Raiders head coach Tom Cable with JaMarcus Russell in 2009. Things worked out great.

Raiders head coach Tom Cable with JaMarcus Russell in 2009. Things worked out great.

The other NFL teams with head-coach openings have changed their Facebook statuses from “single” to “in a relationship,” leaving the 49ers as the final girl at the dance. In the process, the Niners’ options seem to have narrowed to a trio of candidates: Kyle Shanahan, Josh McDaniels and Tom Cable.

Yes, one of those names stands out like a broken jaw.

Tom Cable? Seriously? He’s supposed to interview with Jed York and Paraag Marathe on Sunday, and one NFL team is astounded. I’m not even talking about the Raiders.

Cable has coached the Seahawks’ offensive line since 2011 – basically, since he became the last coach Al Davis ever let go. (Technically, Cable wasn’t fired in Oakland; Davis did not renew his expired contract.) And in that time, the Seattle O-line has been an exploding Samsung Galaxy.

In Cable’s six years in Seattle, Pro Football Focus has awarded his lines the following NFL rankings, starting in 2011: 29th, 20th, 27th, 19th, 30th and 32nd. Unless the league has added several teams I don’t know about, those rankings fall somewhere between bleh and run-for-your-life-Russell-Wilson! And they got worse over time.

Not everyone trusts PFF’s individual ratings, because they fail to account for assignments. But these aren’t individual marks; they’re group rankings. It seems easier to determine whether a line got people blocked on any given play. Many times, Seattle’s has not.

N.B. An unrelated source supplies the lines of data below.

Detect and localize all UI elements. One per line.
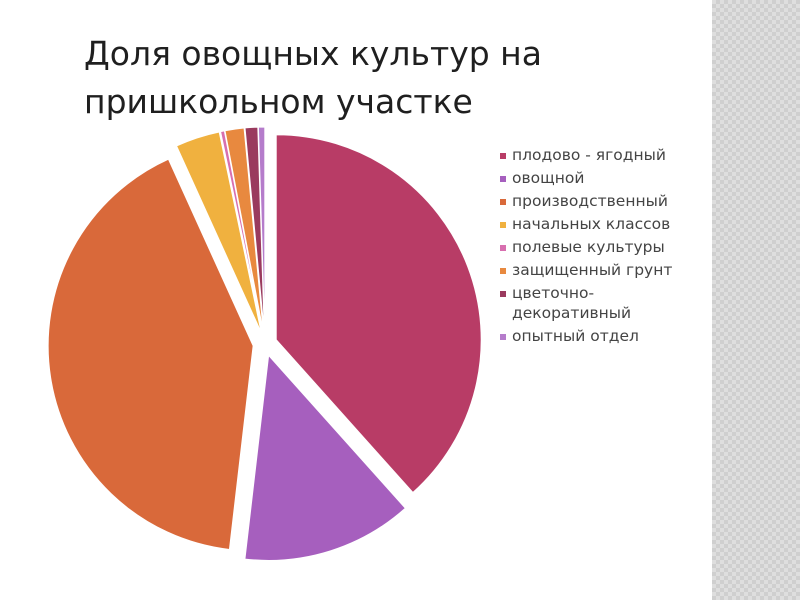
pie-slice-6 <box>244 126 265 333</box>
legend-swatch <box>500 199 506 205</box>
legend-item: овощной <box>500 168 700 188</box>
legend-label: овощной <box>512 169 585 187</box>
pie-slice-1 <box>244 354 407 561</box>
pie-slice-5 <box>224 127 264 333</box>
legend-label: защищенный грунт <box>512 261 673 279</box>
pie-slice-4 <box>219 130 264 333</box>
pie-chart <box>47 126 482 561</box>
legend-swatch <box>500 334 506 340</box>
legend-swatch <box>500 245 506 251</box>
legend-label: плодово - ягодный <box>512 146 666 164</box>
legend-label: цветочно- декоративный <box>512 284 632 322</box>
decorative-side-strip <box>712 0 800 600</box>
legend-item: начальных классов <box>500 214 700 234</box>
pie-slice-2 <box>47 158 254 551</box>
legend-swatch <box>500 153 506 159</box>
legend-label: опытный отдел <box>512 327 639 345</box>
legend-swatch <box>500 291 506 297</box>
legend-item: опытный отдел <box>500 326 700 346</box>
legend-item: плодово - ягодный <box>500 145 700 165</box>
legend-label: производственный <box>512 192 668 210</box>
legend-swatch <box>500 176 506 182</box>
legend-label: начальных классов <box>512 215 671 233</box>
pie-slice-3 <box>175 131 262 333</box>
legend-label: полевые культуры <box>512 238 665 256</box>
legend-swatch <box>500 268 506 274</box>
chart-legend: плодово - ягодный овощной производственный… <box>500 145 700 349</box>
legend-item: цветочно- декоративный <box>500 283 700 323</box>
pie-slice-0 <box>275 134 482 494</box>
page-title: Доля овощных культур на пришкольном учас… <box>84 34 542 121</box>
pie-slice-7 <box>257 126 266 333</box>
legend-item: защищенный грунт <box>500 260 700 280</box>
legend-item: производственный <box>500 191 700 211</box>
slide: Доля овощных культур на пришкольном учас… <box>47 34 700 561</box>
legend-item: полевые культуры <box>500 237 700 257</box>
legend-swatch <box>500 222 506 228</box>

Granted, the Seahawks have not invested much in their offensive line. In other words, they haven’t given Cable much to work with, and in a way you could take that as a vote of confidence. It’s like they think they can give Cable a bunch of beefy guys from the local InShape, a mile of athletic tape and some iPads, and ask him to create an offensive line. And the formula has largely worked. The Seahawks have played in two Super Bowl, and won one, with the big lug coaching the blocking schemes.

Taking bad players and molding them into a bad offensive line isn’t exactly something to turn into a bullet point on your employment cover letter, but I’m willing to concede that Cable is a good position coach. He is well respected and liked by his position players, though he lacks a larger vision and temperament and OH MY GOD HE’S JIM TOMSULA.

To gauge Tom Cable as a head coaching candidate, you really have to look at his tenure in the same position in Oakland. And his seasons there were mediocre at best. His three-year record was 17-27. He did, famously, get the Raiders to 8-8 in 2010. After the final game that year he came to the lectern and boasted, “We’re not losers anymore.”

Sixteen days later, Davis held a press conference to introduce his new head coach, Hue Jackson, and said this about Cable’s we’re-not-losers line: “If that’s not being a loser in our world, I don’t know what it is, come in .500. That’s never been my goal.”

Al had a point. Cable seems like a decent sort of coach for a team with aspirations of reaching .500. And yeah, the 49ers would be thrilled to go 8-8 next year, no question. But shouldn’t they be building for something more?

Cable seemed popular enough among his players as a head coach. But let’s not conveniently forget his proclivity toward violence. For starters, Cable broke assistant coach Randy Hanson’s jaw. The Napa County district attorney declined to prosecute the case, perhaps because the only witnesses were Raiders employees. But even the most forgiving of recountings had Cable lunging at Hanson in anger, and the assistant falling back in his chair and shattering his jaw – the training-camp equivalent of the stabbing victim falling backward onto the blade of a knife.

And after the Hansen case, multiple allegations of domestic violence were either unearthed or leveled anew at Cable. He admitted to striking his first wife, but downplayed the force he used.

At the very least, Cable emerged as a lout and a hothead. And his teams seemed to mirror his distemper. The Raiders weren’t awful under his leadership, at least not by the standards they established last decade. But when things went bad, man, they did so spectacularly. The Raiders under Cable were a ticking blowout. They lost 34-3 to the Saints, 44-7 to the Giants, 38-0 to the Jets, 35-3 to the Steelers.

Like their coach, they couldn’t keep an even keel.

Is this the man the 49ers want to guide their rebirth? No way. Wait for Kyle Shanahan, Jed. Wait for Josh McDaniels or for one of Jim Harbaugh’s children to come of age. But don’t hire Tom Cable as your next head coach. Let him remain Russell Wilson’s problem.